KittenTTS 0.8 ships new 15M, 40M and 80M models, including an int8 nano model around 25MB that runs on CPU without GPU. It is a fit for narration, character voices and lightweight assistants that need offline or edge-friendly speech.

Posted by rohan_joshi
KittenTTS is an open-source, lightweight text-to-speech library built on ONNX with models from 15M to 80M parameters (25-80 MB), enabling high-quality CPU-based voice synthesis without GPU. Version 0.8 released with new models: mini (80M), micro (40M), nano (15M, int8 25MB). Features text preprocessing, Python API, demo on Hugging Face Spaces. Apache 2.0 licensed, developer preview. Commercial support available via Stellon Labs.
KittenTTS 0.8 ships as an Apache 2.0, ONNX-based text-to-speech library with a Python API, text preprocessing, and a Hugging Face demo, per the project page. For creators, the key update is the model spread: an 80M mini, 40M micro, and 15M nano, with the smallest int8 build coming in around 25MB. That makes the release unusually compact for voice workflows that need local synthesis instead of cloud calls.
The project positioning in the launch thread also leans toward usable expressive speech, not just bare intelligibility. The stated focus on prosody and pronunciation is what makes this more interesting for narration, character voices, and embedded voice agents than a generic “small TTS model” drop.
Posted by rohan_joshi
Thread discussion highlights: - baibai008989 on edge deployment barrier: The dependency chain issue is a real barrier for edge deployment... anything that pulls torch + cuda makes the whole thing a non-starter. 25MB is genuinely exciting for that use case. - bobokaytop on latency tradeoff: the practical bottleneck for most edge deployments isn't model size -- it's the inference latency on low-power hardware and the audio streaming architecture around it. - altruios on expressive control: One of the core features I look for is expressive control... How does it handle expressive tags?

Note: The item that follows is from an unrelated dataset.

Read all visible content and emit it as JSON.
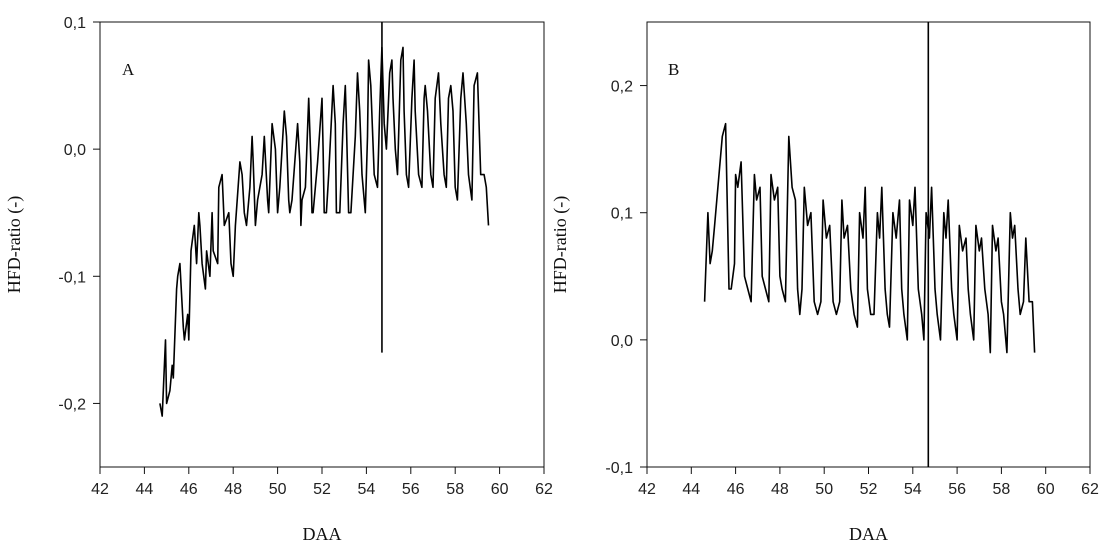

The first practical read from the Hacker News discussion is that package size solves only part of the problem. In the thread summary, one commenter calls a 25MB model genuinely exciting for edge deployment because it avoids the usual Torch-and-CUDA dependency chain, while another says inference latency on low-power hardware and audio streaming design are still the real bottlenecks.
There is at least one concrete integration datapoint: a commenter cited in the main thread says they wired the repo into Discord voice messages within minutes and saw about 1.5x realtime on an Intel 9700 CPU using the 80M model. The same discussion also raises open questions about expressive tags and fine-grained delivery control, which are still the make-or-break details for creative voice work.
Posted by rohan_joshi
For creators, the interesting part is that these tiny models are aimed at usable expressive speech rather than just bare synthesis. The thread focuses on voice quality, prosody, pronunciation of numbers, and how much control users get over expressive delivery—useful context for anyone building voice content, narration tools, or character/assistant voices.